Persistence: The Virtue of Science

persistance

Had it not been for the dogged persistence of one graduate student (Jordan Spatz) with an unorthodox idea and the help of an international team, the Osteocytes and Mechano-transduction project may never have come to fruition. In 2010, Spatz (now a medical student at University of California, San Francisco), kicked off the initial interest in using microgravity to investigate the bone’s cellular connection with mechanical force.

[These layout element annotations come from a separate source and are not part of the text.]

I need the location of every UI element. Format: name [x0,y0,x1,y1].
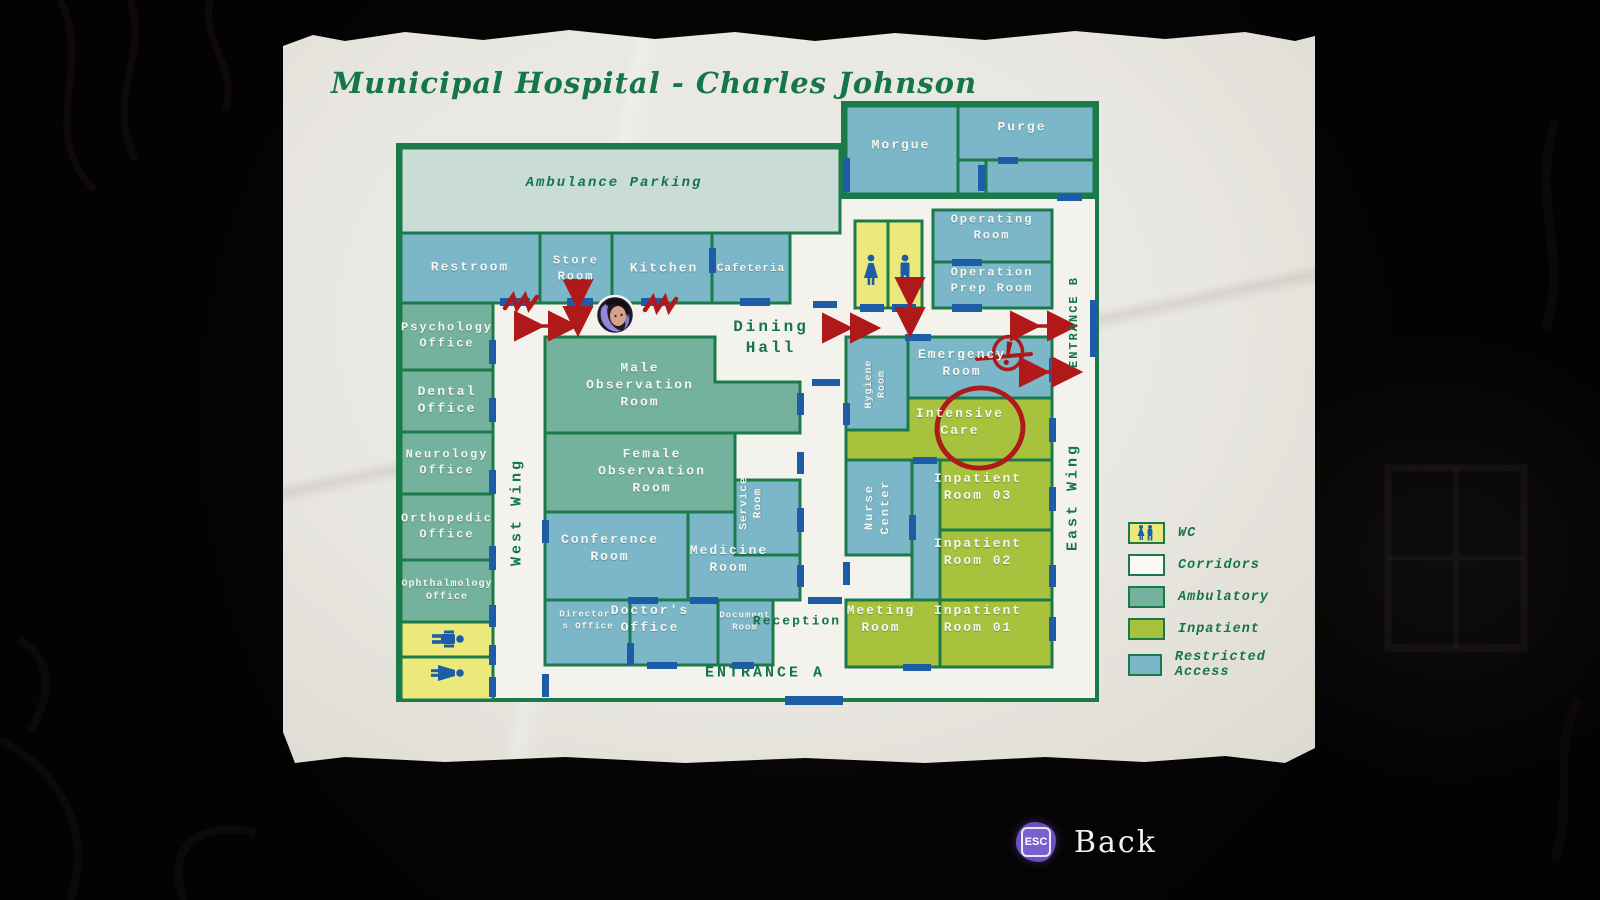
room-document [718,600,773,665]
room-doctors-office [630,600,718,665]
back-button[interactable]: ESC Back [1016,822,1157,862]
room-inpatient-02 [940,530,1052,600]
legend-label-restricted: Restricted Access [1175,650,1315,680]
room-purge [958,106,1094,160]
legend-label-inpatient: Inpatient [1178,622,1260,637]
room-store [540,233,612,303]
legend-label-corridors: Corridors [1178,558,1260,573]
esc-key-label[interactable]: ESC [1021,827,1051,857]
legend-item-inpatient: Inpatient [1128,618,1315,640]
legend-item-ambulatory: Ambulatory [1128,586,1315,608]
room-directors-office [545,600,630,665]
legend-item-restricted: Restricted Access [1128,650,1315,680]
room-restroom [401,233,540,303]
room-ophthalmology [401,560,493,622]
room-meeting [846,600,940,667]
legend-item-corridors: Corridors [1128,554,1315,576]
room-orthopedic [401,494,493,560]
room-nurse-corridor [912,460,940,600]
room-inpatient-03 [940,460,1052,530]
room-morgue [846,106,958,194]
room-cafeteria [712,233,790,303]
room-dental [401,370,493,432]
legend-restricted-swatch [1128,654,1162,676]
room-service [735,480,800,555]
room-hygiene [846,337,908,430]
room-operation-prep [933,262,1052,308]
room-purge-annex-b [986,160,1094,194]
room-label-ambulance-parking: Ambulance Parking [526,175,703,191]
room-psychology [401,303,493,370]
legend-label-wc: WC [1178,526,1196,541]
map-legend: WC Corridors Ambulatory Inpatient Restri… [1128,522,1315,690]
room-kitchen [612,233,712,303]
room-inpatient-01 [940,600,1052,667]
back-button-label[interactable]: Back [1074,825,1157,860]
legend-label-ambulatory: Ambulatory [1178,590,1269,605]
legend-ambulatory-swatch [1128,586,1165,608]
player-avatar [596,296,634,334]
hospital-map-paper: Municipal Hospital - Charles Johnson Amb… [283,30,1315,763]
room-conference [545,512,688,600]
legend-item-wc: WC [1128,522,1315,544]
legend-wc-swatch [1128,522,1165,544]
room-wc-west-2 [401,657,493,700]
legend-inpatient-swatch [1128,618,1165,640]
room-female-observation [545,433,735,512]
room-operating [933,210,1052,262]
room-nurse-center [846,460,912,555]
room-neurology [401,432,493,494]
legend-corridors-swatch [1128,554,1165,576]
esc-key-icon[interactable]: ESC [1016,822,1056,862]
map-title: Municipal Hospital - Charles Johnson [331,66,977,100]
legend-wc-icons [1130,524,1162,541]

Inspired by a funding opportunity from the NIH Biomedical Research on the ISS program, Spatz reached out to Calm Technologies, a Canadian hardware development company. The initial response was hesitance; the company’s existing hardware (originally designed for the unmanned Russian Photon spacecraft) was not certified for use on ISS.

“However, the project stood out on the strength of the science,” said Calm Technologies Vice President Chris Adamson, and this convinced the company to take on the upgrade. Iterations of the former hardware had supported three previous bone cell investigations in space. The new hardware, however, was the first to study the osteocyte cell type and the first to fly to the ISS.

“There were quite a few challenges to make the hardware ‘station-worthy,’ but it turned out to be a huge success,” said Adamson. In fact, he noted that the success of this project has generated new interest in the hardware from other investigators.